The government has announced plans to replace a compulsory preschool year for six-year-olds known as förskoleklass with an additional year in grundskola (primary school).


The centre-right coalition government, led by the Moderates and backed by the far-right Sweden Democrats, announced the plan before the presentation of the 2025 budget, due on Thursday. The plan dates back to the previous government and is also backed by the left-leaning Social Democrats.

The education minister, Johan Pehrson, said “school must go back to the basics” and added that there would be a stronger focus on early learning to read and write, as well as mathematics. “This should lead to students having a better opportunity to develop basic skills such as reading, writing and counting and to reach the goals in school,” he said.”


That sounds rather familiar. Here’s some more Michael Rosen:


“As teachers know, a crazed and obsessive meteorite-like thing hit schools in around 2010 and schools have never been the same since. It was called Gove. One thing that Gove did was switch the idea of writing from being something that is 'about' something, to  being 'how you write'. However, the 'how you write' was a paraphernalia of old-style grammar, much of it altered and refined by people over the years. This part of the Gove hit Year 6 children in schools in England.”

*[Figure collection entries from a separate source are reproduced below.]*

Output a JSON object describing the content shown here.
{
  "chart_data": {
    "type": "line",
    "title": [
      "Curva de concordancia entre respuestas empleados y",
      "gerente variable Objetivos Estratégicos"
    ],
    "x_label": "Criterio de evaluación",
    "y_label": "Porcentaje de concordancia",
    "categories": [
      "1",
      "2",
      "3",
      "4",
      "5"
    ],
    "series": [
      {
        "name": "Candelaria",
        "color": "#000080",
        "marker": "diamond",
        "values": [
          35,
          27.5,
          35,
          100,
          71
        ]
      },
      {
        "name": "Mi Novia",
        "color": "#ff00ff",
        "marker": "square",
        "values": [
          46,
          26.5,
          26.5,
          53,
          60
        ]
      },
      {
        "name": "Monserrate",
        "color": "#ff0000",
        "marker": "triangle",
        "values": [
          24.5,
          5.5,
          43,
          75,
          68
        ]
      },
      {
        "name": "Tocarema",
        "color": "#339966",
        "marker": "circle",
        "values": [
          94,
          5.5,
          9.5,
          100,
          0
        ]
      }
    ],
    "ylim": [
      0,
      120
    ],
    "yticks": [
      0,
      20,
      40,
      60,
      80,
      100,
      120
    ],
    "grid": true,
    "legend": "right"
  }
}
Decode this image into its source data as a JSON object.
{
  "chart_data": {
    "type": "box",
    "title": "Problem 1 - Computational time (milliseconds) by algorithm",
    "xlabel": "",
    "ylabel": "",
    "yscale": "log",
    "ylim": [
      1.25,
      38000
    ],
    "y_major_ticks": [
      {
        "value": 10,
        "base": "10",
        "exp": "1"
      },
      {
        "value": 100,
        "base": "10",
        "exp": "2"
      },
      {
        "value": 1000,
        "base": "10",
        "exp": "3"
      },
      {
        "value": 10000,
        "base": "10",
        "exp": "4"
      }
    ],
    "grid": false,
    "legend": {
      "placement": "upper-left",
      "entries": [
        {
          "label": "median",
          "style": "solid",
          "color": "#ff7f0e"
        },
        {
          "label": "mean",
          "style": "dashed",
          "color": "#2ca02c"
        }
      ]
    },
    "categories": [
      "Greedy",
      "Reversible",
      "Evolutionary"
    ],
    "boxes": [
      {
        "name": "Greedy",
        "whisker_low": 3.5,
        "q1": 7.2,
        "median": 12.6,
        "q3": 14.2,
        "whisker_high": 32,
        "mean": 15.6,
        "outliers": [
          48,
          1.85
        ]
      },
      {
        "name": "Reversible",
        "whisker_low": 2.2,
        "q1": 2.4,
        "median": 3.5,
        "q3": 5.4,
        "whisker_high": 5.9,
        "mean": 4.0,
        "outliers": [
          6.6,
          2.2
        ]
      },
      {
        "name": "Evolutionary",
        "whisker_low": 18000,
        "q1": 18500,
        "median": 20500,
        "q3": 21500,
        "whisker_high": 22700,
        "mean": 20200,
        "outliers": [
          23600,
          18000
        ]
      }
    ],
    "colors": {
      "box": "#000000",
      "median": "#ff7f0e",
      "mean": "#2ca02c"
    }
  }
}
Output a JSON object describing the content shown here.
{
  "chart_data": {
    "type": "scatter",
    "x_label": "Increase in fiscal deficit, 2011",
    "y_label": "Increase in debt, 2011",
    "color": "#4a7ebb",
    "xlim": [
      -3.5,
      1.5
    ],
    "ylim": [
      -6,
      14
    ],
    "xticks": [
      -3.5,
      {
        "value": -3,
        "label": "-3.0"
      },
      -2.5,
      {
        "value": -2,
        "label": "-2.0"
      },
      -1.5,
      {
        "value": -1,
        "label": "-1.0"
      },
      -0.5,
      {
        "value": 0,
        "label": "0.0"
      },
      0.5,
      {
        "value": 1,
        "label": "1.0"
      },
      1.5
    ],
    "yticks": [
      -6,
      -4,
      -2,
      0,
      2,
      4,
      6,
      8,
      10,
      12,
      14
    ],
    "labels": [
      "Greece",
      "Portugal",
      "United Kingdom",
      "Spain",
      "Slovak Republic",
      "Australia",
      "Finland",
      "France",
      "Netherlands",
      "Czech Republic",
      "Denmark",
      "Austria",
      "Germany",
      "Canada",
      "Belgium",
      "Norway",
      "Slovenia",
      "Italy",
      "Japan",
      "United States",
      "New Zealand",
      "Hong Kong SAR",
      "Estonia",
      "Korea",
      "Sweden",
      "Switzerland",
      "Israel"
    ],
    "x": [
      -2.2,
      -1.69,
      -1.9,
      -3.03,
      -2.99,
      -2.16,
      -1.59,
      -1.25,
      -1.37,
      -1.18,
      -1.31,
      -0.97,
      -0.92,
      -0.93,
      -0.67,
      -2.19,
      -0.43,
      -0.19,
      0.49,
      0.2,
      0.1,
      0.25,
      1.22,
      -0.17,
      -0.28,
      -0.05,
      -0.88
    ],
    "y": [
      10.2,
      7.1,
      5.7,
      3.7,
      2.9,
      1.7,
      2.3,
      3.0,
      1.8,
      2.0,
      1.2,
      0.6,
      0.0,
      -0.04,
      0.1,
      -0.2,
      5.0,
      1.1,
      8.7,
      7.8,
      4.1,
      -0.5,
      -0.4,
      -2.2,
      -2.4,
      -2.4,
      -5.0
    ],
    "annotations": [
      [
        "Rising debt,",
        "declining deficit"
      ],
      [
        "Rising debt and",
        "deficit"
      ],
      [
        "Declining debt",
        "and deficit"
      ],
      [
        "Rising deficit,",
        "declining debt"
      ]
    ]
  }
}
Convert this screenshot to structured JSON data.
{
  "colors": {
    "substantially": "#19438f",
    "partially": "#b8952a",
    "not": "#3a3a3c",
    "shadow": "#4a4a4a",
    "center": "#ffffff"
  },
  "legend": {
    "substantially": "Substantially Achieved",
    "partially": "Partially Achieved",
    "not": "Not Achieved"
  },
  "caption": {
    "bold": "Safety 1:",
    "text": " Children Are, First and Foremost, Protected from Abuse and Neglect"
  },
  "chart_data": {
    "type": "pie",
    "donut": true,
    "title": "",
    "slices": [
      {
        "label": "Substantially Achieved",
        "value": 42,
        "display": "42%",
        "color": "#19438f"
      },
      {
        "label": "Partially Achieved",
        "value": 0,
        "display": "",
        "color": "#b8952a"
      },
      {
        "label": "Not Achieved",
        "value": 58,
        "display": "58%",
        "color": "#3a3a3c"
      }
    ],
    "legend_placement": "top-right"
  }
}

And so we get his comment of SATs story writing:

“This very long and exciting expanded noun phrase is placed at the beginning of a main clause using a passive verb. Yesterday it was done in the past. Tomorrow it will be done in the future showing that verb tenses are being used correctly. Full of hope for a good mark, I am finishing my story with a fronted adverbial and a present progressive verb. 

Mark 100%”



We seem to be getting our priorities a little mixed up. 


However, here is something to cheer us up: the collective noun for ladybirds is apparently a loveliness of ladybirds.


Life goes on, stay safe and well, everyone!